PARIS (dpa-AFX) - Bundeskanzlerin Angela Merkel und Frankreichs Staatschef Emmanuel Macron wollen bei ihrem Treffen am Donnerstagabend in Paris über die Lehren des folgenreichen Truppenabzugs aus Afghanistan beraten. Man wolle auch darüber sprechen, was der Nato-Abzug für zukünftige Einsätze im Kampf gegen den Terrorismus bedeute, sagte Merkel vor dem Gespräch. Immerhin sei die Mission nicht erfolgreich geendet. Auch Macron sagte, man wolle darüber sprechen, welche Konsequenzen man als Europäer aus der Situation ziehen müsse.

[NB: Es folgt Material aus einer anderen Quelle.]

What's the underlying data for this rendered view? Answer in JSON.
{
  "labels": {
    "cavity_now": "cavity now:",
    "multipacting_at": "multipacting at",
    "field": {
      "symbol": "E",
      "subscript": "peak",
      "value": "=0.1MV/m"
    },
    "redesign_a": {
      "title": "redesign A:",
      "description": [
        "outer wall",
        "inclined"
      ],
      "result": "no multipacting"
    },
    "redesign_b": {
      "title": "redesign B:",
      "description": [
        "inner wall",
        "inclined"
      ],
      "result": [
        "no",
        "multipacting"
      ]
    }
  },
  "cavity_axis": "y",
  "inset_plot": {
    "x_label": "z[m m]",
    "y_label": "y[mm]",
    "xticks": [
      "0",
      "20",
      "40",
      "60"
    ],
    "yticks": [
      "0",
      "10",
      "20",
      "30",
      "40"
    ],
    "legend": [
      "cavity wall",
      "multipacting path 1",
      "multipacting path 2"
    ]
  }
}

Nach den Anschlägen vom 11. September 2001 hatte eine US-geführte Militärintervention der Herrschaft der militant-islamistischen Taliban in Afghanistan ein Ende gesetzt. Diese hatten den Drahtziehern um Al-Kaida-Chef Osama bin Laden Unterschlupf gewährt. 20 Jahre später haben die Taliban nach dem Abzug der internationalen Truppen das Land wieder unter Kontrolle.

Merkel und Macron wollen zudem an Afghanistan grenzende Länder, die Menschen aus dem Krisenland aufgenommen haben, unterstützen. Macron sagte auch, man wolle sich weiterhin dafür einsetzen, Europäer und bedrohte Afghanen außer Landes zu bringen. Menschen im Land soll humanitäre Hilfe zu Gute kommen. Der französische Präsident mahnte auch, man werde wachsam sein, was Beziehungen der Taliban zu Terrororganisationen angehe.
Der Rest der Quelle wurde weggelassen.